An artist must recognize where they are deficient. It’s not productive to say,
“I’m going to paint better”. That is a meaningless statement. Instead, ask yourself, “How can I improve my paintings?” Isolate your problems and then take a class or workshop from a professional who can successfully target your particular challenges. Insist that your instructor demonstrate how to help you to correct your inadequacies.

When you think you have acquired the new skills, continue to practice. Remember, it might take five or six hundred paintings before you have truly achieved your goal. This is the effort required to become a successful painter. If possible, show your work to your instructor and ask if you have met your objective. Don’t fool yourself into believing that you are successful just because you have worked so hard!
Focused perseverance will undoubtedly produce the desired results

October Harvest Demo

by
Armand Cabrera

I was drawn to this image of this old tractor with the pumpkins in the foreground.
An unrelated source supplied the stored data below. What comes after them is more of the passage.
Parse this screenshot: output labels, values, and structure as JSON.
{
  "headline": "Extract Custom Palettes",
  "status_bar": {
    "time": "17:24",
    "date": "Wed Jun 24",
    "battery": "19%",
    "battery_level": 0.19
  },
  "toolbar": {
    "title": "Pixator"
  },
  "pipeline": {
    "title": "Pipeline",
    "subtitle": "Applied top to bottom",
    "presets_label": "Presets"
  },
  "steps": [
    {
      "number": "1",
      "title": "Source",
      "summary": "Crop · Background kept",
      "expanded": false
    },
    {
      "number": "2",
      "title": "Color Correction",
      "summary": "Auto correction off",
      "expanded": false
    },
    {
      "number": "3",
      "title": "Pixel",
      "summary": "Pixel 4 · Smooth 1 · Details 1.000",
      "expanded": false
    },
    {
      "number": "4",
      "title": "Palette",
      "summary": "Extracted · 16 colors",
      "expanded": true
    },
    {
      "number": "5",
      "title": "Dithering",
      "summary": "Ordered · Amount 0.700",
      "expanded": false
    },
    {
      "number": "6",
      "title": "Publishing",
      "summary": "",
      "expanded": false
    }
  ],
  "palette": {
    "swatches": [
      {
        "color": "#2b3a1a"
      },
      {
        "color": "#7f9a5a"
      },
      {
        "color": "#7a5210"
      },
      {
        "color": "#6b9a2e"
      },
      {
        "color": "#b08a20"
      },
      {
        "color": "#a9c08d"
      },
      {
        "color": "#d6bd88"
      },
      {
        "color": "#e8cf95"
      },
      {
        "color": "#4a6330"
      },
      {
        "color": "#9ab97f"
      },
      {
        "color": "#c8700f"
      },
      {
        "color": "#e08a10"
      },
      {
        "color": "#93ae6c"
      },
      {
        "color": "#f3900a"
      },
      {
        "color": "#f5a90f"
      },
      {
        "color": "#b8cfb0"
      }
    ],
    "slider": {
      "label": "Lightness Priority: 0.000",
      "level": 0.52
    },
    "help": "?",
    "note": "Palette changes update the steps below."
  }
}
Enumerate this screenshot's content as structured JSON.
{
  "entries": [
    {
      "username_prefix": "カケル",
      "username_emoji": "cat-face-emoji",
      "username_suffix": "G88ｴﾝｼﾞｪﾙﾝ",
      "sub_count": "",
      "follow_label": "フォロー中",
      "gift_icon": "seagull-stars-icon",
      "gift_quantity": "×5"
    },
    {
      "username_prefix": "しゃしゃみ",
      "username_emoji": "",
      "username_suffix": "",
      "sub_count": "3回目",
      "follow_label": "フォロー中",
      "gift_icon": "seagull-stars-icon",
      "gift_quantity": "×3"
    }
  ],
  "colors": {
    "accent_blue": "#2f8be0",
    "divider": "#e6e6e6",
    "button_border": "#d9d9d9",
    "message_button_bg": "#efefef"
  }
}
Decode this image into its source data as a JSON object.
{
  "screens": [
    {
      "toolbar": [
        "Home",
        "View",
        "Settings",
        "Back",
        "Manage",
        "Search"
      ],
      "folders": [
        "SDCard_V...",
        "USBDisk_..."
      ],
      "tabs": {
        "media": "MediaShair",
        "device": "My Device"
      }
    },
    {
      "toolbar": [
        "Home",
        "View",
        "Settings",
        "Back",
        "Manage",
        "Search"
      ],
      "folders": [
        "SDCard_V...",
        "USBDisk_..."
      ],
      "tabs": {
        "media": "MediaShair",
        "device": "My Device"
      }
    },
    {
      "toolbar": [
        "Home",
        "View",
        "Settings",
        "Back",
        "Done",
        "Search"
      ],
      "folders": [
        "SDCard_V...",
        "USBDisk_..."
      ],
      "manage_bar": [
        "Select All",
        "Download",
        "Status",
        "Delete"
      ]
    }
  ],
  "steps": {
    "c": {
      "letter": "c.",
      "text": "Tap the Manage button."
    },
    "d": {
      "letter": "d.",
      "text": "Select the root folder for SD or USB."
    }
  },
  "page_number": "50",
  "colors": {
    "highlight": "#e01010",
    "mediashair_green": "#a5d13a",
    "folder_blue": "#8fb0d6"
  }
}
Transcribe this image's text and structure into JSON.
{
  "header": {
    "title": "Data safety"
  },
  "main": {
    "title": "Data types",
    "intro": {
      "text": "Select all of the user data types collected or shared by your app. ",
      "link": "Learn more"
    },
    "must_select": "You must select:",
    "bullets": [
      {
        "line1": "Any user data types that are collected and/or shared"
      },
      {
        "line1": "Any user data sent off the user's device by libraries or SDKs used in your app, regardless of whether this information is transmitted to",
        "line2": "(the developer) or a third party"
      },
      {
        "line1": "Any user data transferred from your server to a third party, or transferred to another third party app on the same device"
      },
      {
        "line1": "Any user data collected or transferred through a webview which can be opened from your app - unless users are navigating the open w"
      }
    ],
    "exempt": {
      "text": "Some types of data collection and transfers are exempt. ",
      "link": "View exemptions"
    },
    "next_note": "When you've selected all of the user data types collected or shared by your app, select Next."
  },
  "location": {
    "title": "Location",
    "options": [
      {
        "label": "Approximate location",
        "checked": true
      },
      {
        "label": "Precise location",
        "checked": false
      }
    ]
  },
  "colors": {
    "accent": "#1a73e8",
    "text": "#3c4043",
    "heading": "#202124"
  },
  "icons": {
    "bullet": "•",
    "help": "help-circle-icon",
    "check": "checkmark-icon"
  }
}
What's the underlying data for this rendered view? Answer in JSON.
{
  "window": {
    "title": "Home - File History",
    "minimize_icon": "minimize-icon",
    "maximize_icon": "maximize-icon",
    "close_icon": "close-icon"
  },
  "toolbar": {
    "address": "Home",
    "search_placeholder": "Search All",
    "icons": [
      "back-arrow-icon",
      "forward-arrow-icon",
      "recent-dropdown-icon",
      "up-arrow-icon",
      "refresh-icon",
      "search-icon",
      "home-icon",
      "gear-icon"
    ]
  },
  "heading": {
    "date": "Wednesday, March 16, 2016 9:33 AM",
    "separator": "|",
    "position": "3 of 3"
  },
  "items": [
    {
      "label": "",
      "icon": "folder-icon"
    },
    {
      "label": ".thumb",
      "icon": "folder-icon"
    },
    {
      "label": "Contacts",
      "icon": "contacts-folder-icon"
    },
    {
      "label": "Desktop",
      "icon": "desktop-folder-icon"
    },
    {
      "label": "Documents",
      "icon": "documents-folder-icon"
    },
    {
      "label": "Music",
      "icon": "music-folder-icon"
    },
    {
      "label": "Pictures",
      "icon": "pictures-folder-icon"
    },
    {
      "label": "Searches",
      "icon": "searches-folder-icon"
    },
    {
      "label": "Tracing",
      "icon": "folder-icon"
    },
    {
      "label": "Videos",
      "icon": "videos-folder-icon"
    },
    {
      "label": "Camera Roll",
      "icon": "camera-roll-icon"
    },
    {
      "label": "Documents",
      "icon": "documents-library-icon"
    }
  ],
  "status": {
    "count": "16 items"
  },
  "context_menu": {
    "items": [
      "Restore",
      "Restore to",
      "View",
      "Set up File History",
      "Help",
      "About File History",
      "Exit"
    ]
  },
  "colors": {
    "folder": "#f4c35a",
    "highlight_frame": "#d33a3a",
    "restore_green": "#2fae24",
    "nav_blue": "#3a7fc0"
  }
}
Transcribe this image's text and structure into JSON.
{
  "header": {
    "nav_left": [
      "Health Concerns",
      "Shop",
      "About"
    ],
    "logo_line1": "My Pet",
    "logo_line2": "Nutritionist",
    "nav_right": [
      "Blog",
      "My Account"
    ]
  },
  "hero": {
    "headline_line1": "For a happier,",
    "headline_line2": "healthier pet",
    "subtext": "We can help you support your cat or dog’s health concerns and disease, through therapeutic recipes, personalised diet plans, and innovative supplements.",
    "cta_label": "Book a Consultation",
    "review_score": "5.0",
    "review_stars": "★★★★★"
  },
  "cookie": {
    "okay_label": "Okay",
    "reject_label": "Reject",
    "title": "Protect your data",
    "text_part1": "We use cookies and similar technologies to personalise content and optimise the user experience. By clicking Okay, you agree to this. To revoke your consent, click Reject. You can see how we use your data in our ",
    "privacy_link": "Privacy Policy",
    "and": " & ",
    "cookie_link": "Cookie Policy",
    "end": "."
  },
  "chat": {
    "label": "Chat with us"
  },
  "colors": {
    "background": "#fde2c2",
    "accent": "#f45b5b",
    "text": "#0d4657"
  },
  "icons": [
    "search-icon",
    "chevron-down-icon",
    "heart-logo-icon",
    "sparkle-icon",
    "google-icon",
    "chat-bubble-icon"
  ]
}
It has a timeless quality to it. Because this was on private property I first asked permission to paint there. The owner was very accommodating and allowed me to go ahead and set up and paint.


I set up and chose an 11×14 panel. I wanted the tractor to be the main focus with the pumpkins leading you into the painting. I started by massing in the main areas of the painting with some perspective lines for the foreground.

I am careful to get the value of each area correct. These flat poster-like shapes of value are what hold the areas together and will still be visible in the finished painting.

I work large to small so once the main shapes are established I begin to model the smaller areas and forms within the big shapes. I look for hue, temperature and saturation changes as opposed to more value changes. Most of the time painters break up the initial value pattern with too many value changes, this fractures the over all composition and weakens the paintings unity. To avoid this I constantly check my choices comparing their relative color and value and size against the rest of the established areas.

I’m ready for the pumpkins; I begin with a mid-tone color for their group mass and then model the pumpkins forms add some more modeling to the vines and tilled ground. I now soften edges throughout the painting where appropriate.